Accordingly, the order of the trial court is affirmed.
ORDER
AND NOW, this 19th day of August, 2010, the December 3, 2009, order of the Court of Common Pleas of Allegheny County is hereby AFFIRMED.
NOTES
[1] 67 Pa.Code § 83.5(a)(2)(i) provides in relevant part as follows:
(a) General disqualifications: A person who has any of the following conditions will not be qualified to drive:
. . . .
(2) Cerebral vascular insufficiency or cardiovascular disease which, within the preceding 6 months, has resulted in one or more of the following:
. . . .
(i) Syncopal attack or loss of consciousness.
[2] Because more than six months have passed since Licensee's medical episode, the restoration of Licensee's driving privileges would be unaffected by a decision of this court in the Department's favor. The case is, therefore, moot with regard to Licensee, and he did not file a brief or otherwise participate in this appeal. The Department nonetheless seeks review in this matter to clarify the weight that should be given to statutes and regulations governing recalls for syncopal attacks or vertigo due to cardiovascular disease. (Department's brief at 7.)
[3] The term syncopal refers to the medical condition known as syncope, which is fainting, swooning, or loss of consciousness caused by a sudden fall of blood pressure or failure of the cardiac systole. Steadman's Medical Dictionary 1521 (25th ed. 1990).
[4] The burden of proof in this matter was initially upon the Department to establish Licensee's incompetency to drive on the date it recalled his license. Turk v. Department of Transportation, Bureau of Driver Licensing, 983 A.2d 805 (Pa.Cmwlth.2009).
[5] Licensee did not introduce any testimony or documentary evidence at the hearing.
[6] Where, as here, the trial court takes de novo evidence, our scope of review is limited to determining whether constitutional rights were violated or whether the trial court manifestly abused its discretion or committed an error of law.

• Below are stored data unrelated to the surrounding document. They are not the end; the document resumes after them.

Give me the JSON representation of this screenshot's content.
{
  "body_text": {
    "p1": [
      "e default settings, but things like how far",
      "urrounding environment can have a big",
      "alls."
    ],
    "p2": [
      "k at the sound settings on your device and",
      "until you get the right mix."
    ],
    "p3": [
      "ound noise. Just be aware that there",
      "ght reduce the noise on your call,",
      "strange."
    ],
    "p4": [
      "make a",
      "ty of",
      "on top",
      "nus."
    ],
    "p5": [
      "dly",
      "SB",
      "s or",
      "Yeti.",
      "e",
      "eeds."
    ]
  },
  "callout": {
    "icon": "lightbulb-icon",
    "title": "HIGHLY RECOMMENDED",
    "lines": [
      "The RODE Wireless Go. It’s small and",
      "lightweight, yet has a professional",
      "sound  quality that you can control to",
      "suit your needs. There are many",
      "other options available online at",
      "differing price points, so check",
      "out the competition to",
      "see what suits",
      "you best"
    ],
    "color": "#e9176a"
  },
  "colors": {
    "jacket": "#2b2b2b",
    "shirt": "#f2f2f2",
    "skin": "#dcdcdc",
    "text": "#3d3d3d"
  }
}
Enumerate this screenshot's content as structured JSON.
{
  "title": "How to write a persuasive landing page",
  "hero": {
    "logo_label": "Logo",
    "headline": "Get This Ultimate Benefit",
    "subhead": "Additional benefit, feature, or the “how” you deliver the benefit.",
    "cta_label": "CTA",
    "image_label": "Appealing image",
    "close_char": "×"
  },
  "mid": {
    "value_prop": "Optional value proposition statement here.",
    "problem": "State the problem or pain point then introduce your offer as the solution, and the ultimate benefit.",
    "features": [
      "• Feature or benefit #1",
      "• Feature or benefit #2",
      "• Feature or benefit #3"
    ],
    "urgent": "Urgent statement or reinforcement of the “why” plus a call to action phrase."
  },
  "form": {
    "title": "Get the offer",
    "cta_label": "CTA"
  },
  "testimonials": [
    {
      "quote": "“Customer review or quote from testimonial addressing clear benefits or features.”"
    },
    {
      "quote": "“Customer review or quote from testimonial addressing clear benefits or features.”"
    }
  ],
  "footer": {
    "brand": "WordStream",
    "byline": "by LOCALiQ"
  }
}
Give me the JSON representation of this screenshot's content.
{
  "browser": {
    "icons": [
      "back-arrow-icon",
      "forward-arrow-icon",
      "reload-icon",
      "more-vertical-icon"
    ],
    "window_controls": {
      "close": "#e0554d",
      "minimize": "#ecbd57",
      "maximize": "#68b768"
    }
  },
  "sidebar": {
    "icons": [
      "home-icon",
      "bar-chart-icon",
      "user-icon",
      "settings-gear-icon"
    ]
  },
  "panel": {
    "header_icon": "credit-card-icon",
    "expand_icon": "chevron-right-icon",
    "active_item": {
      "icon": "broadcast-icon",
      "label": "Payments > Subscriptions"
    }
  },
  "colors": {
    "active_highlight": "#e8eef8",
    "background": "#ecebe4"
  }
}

Peachey v. Department of Transportation, Bureau of Driver Licensing, 979 A.2d 951 (Pa.Cmwlth.2009).
[7] See Frye v. United States, 293 F. 1013 (D.C.Cir.1923) (holding that a party wishing to introduce expert testimony involving novel scientific evidence must demonstrate that the relevant scientific community has reached general acceptance of the principles and methodology employed by the expert witness before the expert witness may testify regarding his or her conclusions).